L'avantage principal d'une alliance de ce type se trouve dans la diversité. Ce n'est pas qu'une seule vision, qu'un seul point de vue qui est dévoilé dans le film, mais bien celui d'un groupe de personnes qui souvent, comme c'est le cas avec Les infidèles, proviennent de mondes différents. Un acteur ou un scénariste n'utilisera probablement pas les mêmes techniques et la même approche qu'un réalisateur d'expérience qui connaît les pièges et les secrets de son métier. Comme le précise Jean Dujardin dans le communiqué de presse des Infidèles : « Ils n'étaient pas interchangeables. Nous avons à la fois choisi les réalisateurs par affinité et pour ce qu'ils pouvaient apporter aux histoires. Nous leur avons proposé ce qui correspondait le mieux à leurs univers. » L'acteur, scénariste et, maintenant, cinéaste, a, par exemple, choisi Alexandre Courtès, un réalisateur principalement connu pour son travail dans le monde du vidéoclip, pour superviser les séquences très courtes qui s'intercalent dans les histoires plus longues. « En associant des talents aussi variés, notre but était d'offrir différentes couleurs au film », conclut-il.
On cherche la diversité, certes, mais on désire également une certaine cohésion entre les récits. Parlez-en à Jan Kounen qui a vu son segment des Infidèles être coupé au montage. « L'univers de Jan, flamboyant et démesuré, ne s'inscrivait pas dans la tonalité générale, assez réaliste de l'oeuvre », explique l'un des initiateurs du projet, Gilles Lellouche. Le principal intéressé est assez amer face à la décision des auteurs, qu'il croit purement économique. « Tout ce que je sais c'est qu'un jour au téléphone, Jean m'a dit : Jan, si on met ton sketch, on va perdre 40% des entrées en deuxième semaine », a déploré le réalisateur de 99 F en entrevue avec un magazine français.
Bien que peu utilisée au sein du cinéma contemporain, cette pratique ne date tout de même pas d'hier. En 1967, la comédie parodique Casino Royale avait requis l'expertise de Robert Parrish, Joseph McGrath, John Huston et Val Guest et en 1995, le film Four Rooms, qui dépeignait l'histoire d'un valet de chambre qui était contraint à un monde différent chaque fois qu'il ouvrait une nouvelle porte de l'hôtel où il travaillait, avait sollicité le talent de brillants réalisateurs tels que Robert Rodriguez et Quentin Tarantino. Ces deux derniers se sont également associés en 2007 pour le film Grindhouse, qui comportait deux segments (Planet Terror et Death Proof), chacun dirigé par l'un des deux cinéastes. D'autres réalisateurs avaient également proposé une série de bandes-annonces parodiques entre les deux films.

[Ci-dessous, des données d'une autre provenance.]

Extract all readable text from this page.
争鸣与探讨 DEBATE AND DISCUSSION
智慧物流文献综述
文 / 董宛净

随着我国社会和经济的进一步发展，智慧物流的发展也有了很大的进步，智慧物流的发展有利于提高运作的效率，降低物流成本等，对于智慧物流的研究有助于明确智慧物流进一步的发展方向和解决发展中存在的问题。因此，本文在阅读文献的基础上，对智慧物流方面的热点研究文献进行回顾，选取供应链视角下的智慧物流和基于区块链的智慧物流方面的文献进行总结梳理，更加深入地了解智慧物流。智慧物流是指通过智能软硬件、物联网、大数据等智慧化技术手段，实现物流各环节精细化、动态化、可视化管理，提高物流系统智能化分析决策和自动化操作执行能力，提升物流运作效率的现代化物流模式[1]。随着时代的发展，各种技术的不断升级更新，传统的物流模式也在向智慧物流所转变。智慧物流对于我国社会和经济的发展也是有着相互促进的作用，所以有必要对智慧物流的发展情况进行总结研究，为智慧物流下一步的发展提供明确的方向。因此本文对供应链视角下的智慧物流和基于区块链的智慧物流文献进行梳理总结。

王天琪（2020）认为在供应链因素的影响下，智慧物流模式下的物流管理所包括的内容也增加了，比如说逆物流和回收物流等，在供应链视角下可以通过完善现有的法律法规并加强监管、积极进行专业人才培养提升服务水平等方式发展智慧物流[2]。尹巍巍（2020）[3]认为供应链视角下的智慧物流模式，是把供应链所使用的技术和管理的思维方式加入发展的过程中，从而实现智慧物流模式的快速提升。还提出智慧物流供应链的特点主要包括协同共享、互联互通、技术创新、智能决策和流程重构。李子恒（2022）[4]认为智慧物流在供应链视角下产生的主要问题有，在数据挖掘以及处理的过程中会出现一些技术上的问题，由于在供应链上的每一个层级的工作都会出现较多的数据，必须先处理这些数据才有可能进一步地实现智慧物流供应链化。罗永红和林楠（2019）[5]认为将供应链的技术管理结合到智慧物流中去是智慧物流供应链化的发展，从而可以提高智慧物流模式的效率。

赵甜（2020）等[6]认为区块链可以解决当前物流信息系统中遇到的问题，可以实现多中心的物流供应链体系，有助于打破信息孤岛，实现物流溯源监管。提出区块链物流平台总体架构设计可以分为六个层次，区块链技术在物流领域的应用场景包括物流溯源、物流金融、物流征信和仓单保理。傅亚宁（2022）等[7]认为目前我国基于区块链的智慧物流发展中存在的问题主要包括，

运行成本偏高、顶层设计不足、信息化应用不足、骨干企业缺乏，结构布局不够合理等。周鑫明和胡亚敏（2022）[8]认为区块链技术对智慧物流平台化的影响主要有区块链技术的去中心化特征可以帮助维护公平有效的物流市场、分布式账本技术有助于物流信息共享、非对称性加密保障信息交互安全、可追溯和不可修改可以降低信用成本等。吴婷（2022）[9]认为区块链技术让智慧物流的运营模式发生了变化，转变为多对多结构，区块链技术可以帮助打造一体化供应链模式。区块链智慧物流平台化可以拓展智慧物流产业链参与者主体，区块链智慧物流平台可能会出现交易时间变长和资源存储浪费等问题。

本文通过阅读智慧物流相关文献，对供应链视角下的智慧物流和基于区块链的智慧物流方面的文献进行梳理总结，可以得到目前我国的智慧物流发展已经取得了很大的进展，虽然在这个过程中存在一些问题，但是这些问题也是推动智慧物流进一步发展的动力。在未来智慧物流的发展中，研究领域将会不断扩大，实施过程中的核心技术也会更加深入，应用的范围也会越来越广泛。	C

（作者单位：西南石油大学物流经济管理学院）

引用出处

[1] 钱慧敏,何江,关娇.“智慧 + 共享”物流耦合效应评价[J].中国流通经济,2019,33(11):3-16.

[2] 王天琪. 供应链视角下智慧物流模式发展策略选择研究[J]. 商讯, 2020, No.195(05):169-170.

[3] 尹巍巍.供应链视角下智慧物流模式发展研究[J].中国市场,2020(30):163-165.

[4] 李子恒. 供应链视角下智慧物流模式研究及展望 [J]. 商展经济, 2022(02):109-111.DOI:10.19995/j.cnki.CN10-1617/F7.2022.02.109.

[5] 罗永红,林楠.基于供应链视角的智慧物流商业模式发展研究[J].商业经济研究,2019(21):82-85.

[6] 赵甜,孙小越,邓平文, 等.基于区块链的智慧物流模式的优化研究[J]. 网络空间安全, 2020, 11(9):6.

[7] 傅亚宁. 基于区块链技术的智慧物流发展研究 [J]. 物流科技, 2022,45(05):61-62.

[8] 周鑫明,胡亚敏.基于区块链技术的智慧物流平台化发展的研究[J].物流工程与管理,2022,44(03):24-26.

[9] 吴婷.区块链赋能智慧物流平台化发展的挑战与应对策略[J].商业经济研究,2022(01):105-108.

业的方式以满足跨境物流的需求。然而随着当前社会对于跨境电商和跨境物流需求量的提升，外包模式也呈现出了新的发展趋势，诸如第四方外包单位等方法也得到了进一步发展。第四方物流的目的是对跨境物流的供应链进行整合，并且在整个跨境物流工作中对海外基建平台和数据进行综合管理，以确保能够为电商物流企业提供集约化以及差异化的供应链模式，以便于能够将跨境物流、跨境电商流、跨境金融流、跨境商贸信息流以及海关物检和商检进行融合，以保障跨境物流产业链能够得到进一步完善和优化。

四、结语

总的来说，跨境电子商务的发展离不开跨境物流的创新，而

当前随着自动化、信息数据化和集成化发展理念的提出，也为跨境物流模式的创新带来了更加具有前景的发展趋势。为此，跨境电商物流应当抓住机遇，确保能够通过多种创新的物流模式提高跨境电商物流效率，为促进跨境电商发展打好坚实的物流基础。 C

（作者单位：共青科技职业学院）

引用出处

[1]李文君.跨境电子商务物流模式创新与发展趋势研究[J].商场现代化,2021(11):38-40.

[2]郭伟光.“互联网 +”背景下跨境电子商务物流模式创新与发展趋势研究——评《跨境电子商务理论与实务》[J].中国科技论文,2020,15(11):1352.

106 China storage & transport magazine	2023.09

Robert Rodriguez avait, quelques années plus tôt collaboré avec Frank Miller pour son Sin City. Cette coopération entre le réalisateur de Spy Kids et le dessinateur en est une des belles et mémorables de l'histoire récente du cinéma puisque de cette dernière a su émerger un mélange intéressant entre la bande-dessinée et le septième art. Un alliage que Miller a tenté de reproduire avec The Spirit, mais n'y est, malheureusement, pas parvenu. Les deux hommes seront de retour derrière la caméra ensemble pour la suite de Sin City, titrée Sin City: A Dame to Kill For, prévue (enfin!) pour le 4 octobre 2013.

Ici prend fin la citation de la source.